Most people understand the basic reasons for taxation, such as to contribute to the well-being of the country as a whole. However, taxation is not that simple. The primary purpose of taxation is to contribute to the well-being of the country as a whole, but that is like saying adding onion to your soup is done to make you less hungry. There are numerous facets to the taxation method, and all of them constitute parts of the primary purpose of taxation. In my essay, I expose the most important facets that make up the primary purpose of taxation.
(Jones, 1978)
Taxes pay for governments, non-profit services that are required to govern or protect the country, security, and aid to other countries. Sadly, these days, taxes also pay for national debt. Another lesser-understood benefit is the economic development of a country. When speaking of economic development, some people think of massive company bailouts and terms such as “too big to fail,” but there is more to it than that. The act of taxing helps determine where people put their money. For example, if income from savings are not taxed, then more people will save their money, more saving schemes will come into existence, and less money will exist in the consumer marketplace, which will help lower or stabilize inflation.
(Salanie, 2011)
Taxing worker earnings is one way of forcing people to take full-time jobs. Let’s say that you only work 20 hours per week. Taking 24% of your earnings may result in you earning a wage that you are unable to live on comfortably. However, if you work 40 hours per week and the government takes 24% of your earnings, you may then have enough to live on more comfortably. Contrast this with a person who works 20 hours per week and is only taxed 2%, such a person may be tempted to stay as a part-time employee rather than getting a full-time job. If everybody did this tomorrow, then it would almost be like halving the country’s workforce. It is usually preferable to have a country full of people who are working full-time jobs to contribute to the Gross domestic product (GDP) of the country. We must also remember that taxes pay for the people who are either unable to work, who do not wish to work and people who are having trouble finding work.
(Weber, 2018)
Competing with other countries is vitally important because there are many instances where foreign involvements will dramatically affect the economy of a country. That is why things such as duty taxes exist because they help regulate the flow of goods and services going in and out of a country. For example, if a company decided to charge companies taxes of 75% of the value of whatever they bring into a country, then foreign imports would slow to an almost stop, which would increase the cost of goods in a country for a while until companies start producing goods locally rather than buying from overseas. On the other hand, if no duty taxes were imposed on imports, then local companies would always struggle to compete with lower-priced imports.
(Aaron, 2011)
Some people think that taxation is a way of fixing inequalities in wealth and income by taxing people more heavily if they have more money.
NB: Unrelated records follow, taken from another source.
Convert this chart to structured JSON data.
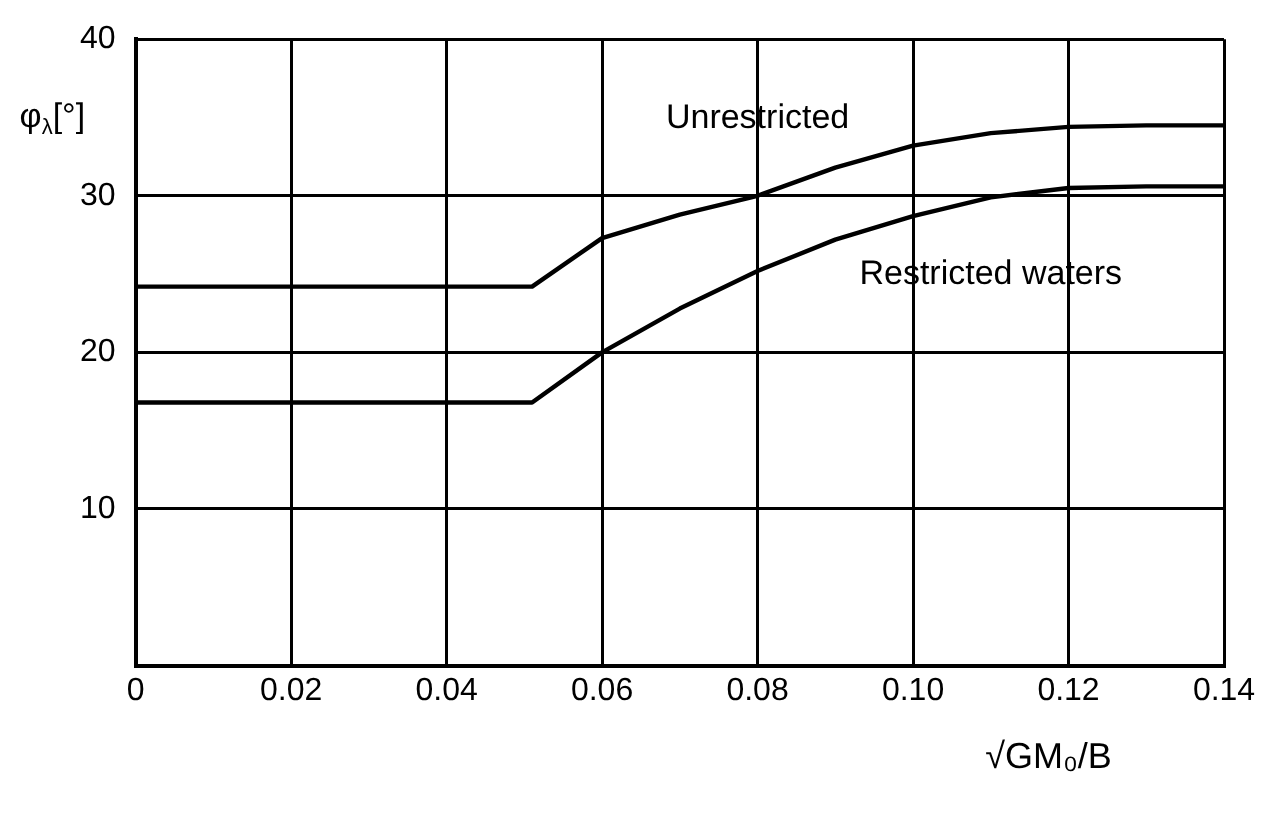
{
  "chart_data": {
    "type": "line",
    "xlabel": "√GM₀/B",
    "ylabel": "φ$_{λ}$[°]",
    "x": [
      0,
      0.051,
      0.06,
      0.07,
      0.08,
      0.09,
      0.1,
      0.11,
      0.12,
      0.13,
      0.14
    ],
    "series": [
      {
        "name": "Unrestricted",
        "color": "#000000",
        "values": [
          24.2,
          24.2,
          27.3,
          28.8,
          30,
          31.8,
          33.2,
          34,
          34.4,
          34.5,
          34.5
        ]
      },
      {
        "name": "Restricted waters",
        "color": "#000000",
        "values": [
          16.8,
          16.8,
          20,
          22.8,
          25.2,
          27.2,
          28.7,
          29.9,
          30.5,
          30.6,
          30.6
        ]
      }
    ],
    "xlim": [
      0,
      0.14
    ],
    "xticks": [
      0,
      {
        "value": 0.02,
        "label": "0.02"
      },
      {
        "value": 0.04,
        "label": "0.04"
      },
      {
        "value": 0.06,
        "label": "0.06"
      },
      {
        "value": 0.08,
        "label": "0.08"
      },
      {
        "value": 0.1,
        "label": "0.10"
      },
      {
        "value": 0.12,
        "label": "0.12"
      },
      {
        "value": 0.14,
        "label": "0.14"
      }
    ],
    "ylim": [
      0,
      40
    ],
    "yticks": [
      {
        "value": 0,
        "label": null
      },
      10,
      20,
      30,
      40
    ],
    "grid": true,
    "legend": false,
    "marker": "none",
    "line_style": "solid"
  }
}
However, such methods are flawed because it rewards people for working less, which negatively affects an economy, and it removes the incentive for people to strive for excellence or to overachieve. Higher taxes for people who earn more of for people who have more is like punishing people for doing well and working hard. Most right-wing governments will impose higher taxes on people who earn more and have more, but only because they have the means to pay such bills, and not as a punishment for earning more. Taxing people who earn more is also a good way of making them leave the country and have them spend their money in other countries. A classic example of this is from the British musician called Tom Jones, who was paying £0.92 out of every £1.00 he earned under a left-wing government, so he became a citizen of Hawaii. Taxing high earners will inevitably force them to earn less, to move away, or to cheat on their taxes.
(Blundell, 1996)
Conclusion
It seems obvious that taxation is not just about paying for non-profit services such as the emergency services, immigration services, vehicle services, etc. Taxation has a massive effect on a country and its economy. As you saw from my examples, if just a few tax numbers change just a little, then it has a massive effect on people and on the country as a whole. My examples used exaggerated figures to make my point (except the Tom Jones figure), but it is obvious that the primary purpose of taxation is to contribute to the well-being of a country, and that this is not simply done with the collection of money, but is also achieved by using taxation as a method of economic control.
Bibliography
Aaron, H., &Boskin, M. J. (Eds.). (2011). The economics of taxation (Vol. 13). Brookings Institution Press.
Blundell, R. (1996). Labour supply and taxation. Oxford University Press.
Jones, G. (1978). The economics of taxation. Philip Allen, Oxford.
Salanié, B. (2011). The economics of taxation. MIT press.
Weber, T. O., Fooken, J., & Herrmann, B. (2014). Behavioural economics and taxation (No. 41). Directorate General Taxation and Customs Union, European Commission.